Weiterentwicklung der Sea Hawk:

Natürlich versuchte man bei Hawker die Sea Hawk weiterzuentwickeln.

Bereits 1948 entstand mit der P.1052 eine überarbeitete Sea Hawk, die bei nahezu unverändertem Rumpf, gepfeilte Tragflächen erhielt. Eine Maschine mit der Baunummer VX 272 wurde gebaut und startete am 19. Dezember 1948 zu ihrem Erstflug. Einen Einfluss auf die anlaufende Serienfertigung der F.Mk.1 hatte diese Versuchsmaschine nicht. Unverdrossen ging man mit den Ergebnissen der Erprobung der P.1052 aber ein neues Projekt an, die P.1081. Diese Maschine stellte eigentlich eine totale Neuentwicklung dar. Das Modell, von dem eine Maschine mit der Baunummer VX 279 gefertigt wurde, hatte einen modifizierte Lufteinläufe in den Flügelwurzeln, einen zusätzlichen Lufteinlauf im Rumpfbug und ein Schubrohr im Heck. Die Tragflächen waren gepfeilt und ebenso das Höhenleitwerk. Der Erstflug fand am 19. Juni 1950 statt. Die Ergebnisse kamen nicht bei der Serienfertigung der Sea Hawk zur Anwendung, doch stellte diese Maschine den Ausgangspunkt für die Entwicklung und den Bau eines der besten britischen Militärflugzeuge der 1950iger Jahre dar, nämlich der Hawker Hunter.
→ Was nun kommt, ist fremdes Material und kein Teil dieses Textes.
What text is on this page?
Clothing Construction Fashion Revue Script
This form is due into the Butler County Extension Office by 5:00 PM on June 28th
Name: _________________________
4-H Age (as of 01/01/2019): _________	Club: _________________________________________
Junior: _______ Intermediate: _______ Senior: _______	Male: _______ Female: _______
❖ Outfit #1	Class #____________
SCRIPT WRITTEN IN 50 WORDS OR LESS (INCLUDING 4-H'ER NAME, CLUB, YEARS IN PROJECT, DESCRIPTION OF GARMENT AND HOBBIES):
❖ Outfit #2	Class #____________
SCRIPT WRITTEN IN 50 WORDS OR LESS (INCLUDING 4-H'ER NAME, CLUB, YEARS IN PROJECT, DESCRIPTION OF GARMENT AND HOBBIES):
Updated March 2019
Insgesamt wurden 542 bis 548 (je nach Quellenlage) Hawker Sea Hawk aller Versionen gebaut.

Der militärische Einsatz der Sea Hawk

Die Einsatzerprobung begann im September 1952 der Squadron No.703, der Service Trials Unit (Einsatzerprobungseinheit) in Ford und wurde auch fortgesetzt, als diese Einheit im August 1955 in die Squadron No 700 übernommen wurde. Die erste Einsatzeinheit, die mit Sea Hawk Mk.1 ausgerüstet wurde, war Squadron No.806, die „Ace of Diamond“ Squadron, die am 10. März 1953 ihre ersten Sea Hawks erhielten. Drei Monate später flogen die acht Maschinen in Spithead bei den Feierlichkeiten anlässlich der Krönung von Königin Elisabeth II. erstmals in der Öffentlichkeit.

Die Einheit wurde im Februar 1954 an Bord des Flugzeugträgers HMS Eagle stationiert. Die auf der Eagle gemachten Erfahrungen führten zum Umbau der Auffangeinrichtungen, besonders des Fanghakens, um die Gefahr einer Beschädigung des Rumpfes, besonders des Cockpits, zu reduzieren. Inzwischen waren zwei weitere Squadronen , 804 und 898, mit Sea Hawk ausgerüstet worden. Auch deren Maschinen wurden entsprechend umgerüstet. Die Squadronen 802 in Lossiemouth und 807 in Brawdy erhielten im April 1954 als erste die modifizierten Sea Hawk F.Mk 2. Bereits im Juli 1954 folgten die ersten FB.Mk 3 und Mitte 1956 die ersten FGA.Mk 6, die die ersten Maschinen F.Mk 1 als Einsatzflugzeuge der ersten Reihe verdrängten. Die Squadrons 800, 801, 802, 804, 810, 811, 895, 897, 898 und 899 wurden auf FGA. Mk.6 umgerüstet. 1956 kam es dann auch zum militärischen Einsatz, als die Royal Navy im November an der Operation Musketeer, dem anglo-französischen Einsatz bei Suez, in den Israelisch-Ägyptischen Krieg eingriff. Dabei befanden sich drei Flugzeugträger mit Sea Hawk Einheiten an Bord im östlichen Mittelmeer.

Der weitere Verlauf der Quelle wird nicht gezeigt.